“Eylül İmparatorluğu”nun “İslam İmparatorluğu“na evrilişinde en büyük gücün “İslam Faşizmi” olduğu savımın elbette nedeni var.
“Faşizm; finans kapitalin en gerici, en şoven, en emperyalist unsurlarının teröre dayanan açık diktatörlüğüdür,” savı aklımıza geldiğinde, 20. yüzyılın son çeyreğinde Türkiye’nin düşürüldüğü tuzakla karşı karşıyasınızdır.
12 Eylül faşizminin gizli maskesi olan siyasal İslam’ın 1994 yerel seçimlerinden sonra belli bir program çerçevesinde ortaya koyduğu radikal ve otoriter tavır bizleri nerelere getirdi.
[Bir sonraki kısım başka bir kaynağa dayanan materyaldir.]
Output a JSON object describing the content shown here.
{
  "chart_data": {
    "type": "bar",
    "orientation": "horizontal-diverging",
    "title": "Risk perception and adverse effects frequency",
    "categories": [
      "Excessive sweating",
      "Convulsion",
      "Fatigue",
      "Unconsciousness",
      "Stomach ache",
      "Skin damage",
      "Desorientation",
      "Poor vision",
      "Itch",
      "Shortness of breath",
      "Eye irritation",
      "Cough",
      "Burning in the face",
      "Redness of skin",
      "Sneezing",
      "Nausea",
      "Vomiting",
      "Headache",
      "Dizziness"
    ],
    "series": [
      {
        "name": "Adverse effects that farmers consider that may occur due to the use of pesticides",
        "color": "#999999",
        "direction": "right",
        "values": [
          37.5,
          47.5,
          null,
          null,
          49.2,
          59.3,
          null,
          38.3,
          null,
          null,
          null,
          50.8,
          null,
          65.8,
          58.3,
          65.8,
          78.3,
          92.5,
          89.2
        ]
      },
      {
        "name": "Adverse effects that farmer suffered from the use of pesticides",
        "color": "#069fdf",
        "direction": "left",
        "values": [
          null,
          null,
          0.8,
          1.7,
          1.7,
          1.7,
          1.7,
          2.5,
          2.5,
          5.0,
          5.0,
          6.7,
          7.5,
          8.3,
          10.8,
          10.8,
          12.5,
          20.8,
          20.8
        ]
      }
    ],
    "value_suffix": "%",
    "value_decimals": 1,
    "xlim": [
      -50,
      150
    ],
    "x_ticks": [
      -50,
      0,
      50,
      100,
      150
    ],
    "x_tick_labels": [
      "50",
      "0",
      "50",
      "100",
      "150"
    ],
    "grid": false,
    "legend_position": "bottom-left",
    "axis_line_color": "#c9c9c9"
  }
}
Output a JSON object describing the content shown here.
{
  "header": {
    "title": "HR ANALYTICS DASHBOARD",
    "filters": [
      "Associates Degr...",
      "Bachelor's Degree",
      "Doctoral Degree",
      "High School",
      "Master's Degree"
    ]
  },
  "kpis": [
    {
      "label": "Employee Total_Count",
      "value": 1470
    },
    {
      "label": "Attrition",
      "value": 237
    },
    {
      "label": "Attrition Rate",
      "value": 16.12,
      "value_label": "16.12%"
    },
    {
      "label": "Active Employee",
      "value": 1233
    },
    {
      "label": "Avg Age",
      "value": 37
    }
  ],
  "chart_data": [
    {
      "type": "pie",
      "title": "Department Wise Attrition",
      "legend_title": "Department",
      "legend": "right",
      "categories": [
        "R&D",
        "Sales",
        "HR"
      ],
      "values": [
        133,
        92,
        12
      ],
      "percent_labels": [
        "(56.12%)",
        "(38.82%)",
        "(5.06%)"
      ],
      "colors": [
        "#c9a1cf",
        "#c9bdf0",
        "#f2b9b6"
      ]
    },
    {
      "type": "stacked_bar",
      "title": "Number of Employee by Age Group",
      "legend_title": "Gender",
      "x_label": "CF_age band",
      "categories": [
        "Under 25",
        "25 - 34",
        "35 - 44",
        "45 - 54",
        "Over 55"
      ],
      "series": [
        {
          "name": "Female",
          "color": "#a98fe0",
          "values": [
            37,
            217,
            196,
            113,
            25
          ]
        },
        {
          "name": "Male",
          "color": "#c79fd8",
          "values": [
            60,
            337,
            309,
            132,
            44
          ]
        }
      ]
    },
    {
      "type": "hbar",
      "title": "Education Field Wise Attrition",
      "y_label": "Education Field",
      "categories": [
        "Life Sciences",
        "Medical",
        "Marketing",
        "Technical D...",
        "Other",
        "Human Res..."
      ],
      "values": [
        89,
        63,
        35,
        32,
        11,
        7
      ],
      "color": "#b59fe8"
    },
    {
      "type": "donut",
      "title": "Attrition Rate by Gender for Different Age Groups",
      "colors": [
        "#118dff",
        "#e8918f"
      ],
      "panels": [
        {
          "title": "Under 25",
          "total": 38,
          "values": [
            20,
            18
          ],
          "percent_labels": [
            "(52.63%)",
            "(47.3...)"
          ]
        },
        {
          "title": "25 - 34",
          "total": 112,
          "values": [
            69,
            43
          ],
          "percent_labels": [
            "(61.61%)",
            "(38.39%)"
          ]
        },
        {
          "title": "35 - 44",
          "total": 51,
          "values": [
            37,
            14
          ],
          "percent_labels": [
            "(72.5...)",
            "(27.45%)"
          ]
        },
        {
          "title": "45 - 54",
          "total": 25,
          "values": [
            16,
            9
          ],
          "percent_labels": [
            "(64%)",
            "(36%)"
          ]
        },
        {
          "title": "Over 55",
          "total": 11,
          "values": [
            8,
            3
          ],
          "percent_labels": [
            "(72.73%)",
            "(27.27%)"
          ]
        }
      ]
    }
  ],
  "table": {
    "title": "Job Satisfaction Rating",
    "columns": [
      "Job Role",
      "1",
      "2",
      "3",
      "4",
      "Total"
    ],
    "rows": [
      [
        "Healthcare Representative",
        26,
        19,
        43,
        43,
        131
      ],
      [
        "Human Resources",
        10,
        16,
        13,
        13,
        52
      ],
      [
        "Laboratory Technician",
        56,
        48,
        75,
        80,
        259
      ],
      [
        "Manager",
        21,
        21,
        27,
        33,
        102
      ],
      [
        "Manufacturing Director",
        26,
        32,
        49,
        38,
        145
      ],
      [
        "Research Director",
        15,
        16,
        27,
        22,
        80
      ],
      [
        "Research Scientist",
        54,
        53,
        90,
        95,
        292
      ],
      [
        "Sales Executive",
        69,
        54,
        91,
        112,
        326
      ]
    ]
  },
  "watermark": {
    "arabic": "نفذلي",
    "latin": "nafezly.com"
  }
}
“Yalana dayalı politikalar”dan, “sahte etiketli İslam’a”; “tarikat, ticaret ve mürit ilişkisinden” “şeriat anonim şirketine”; “partisinin cumhurbaşkanı”ndan, “derinci provokatör”e…
Kısaca bu kitap bir yönüyle gerçeklerle yüzleşme… Umarım kendimizle yüzleşmekten kaçmayız. Çünkü yeteri kadar kaçtık.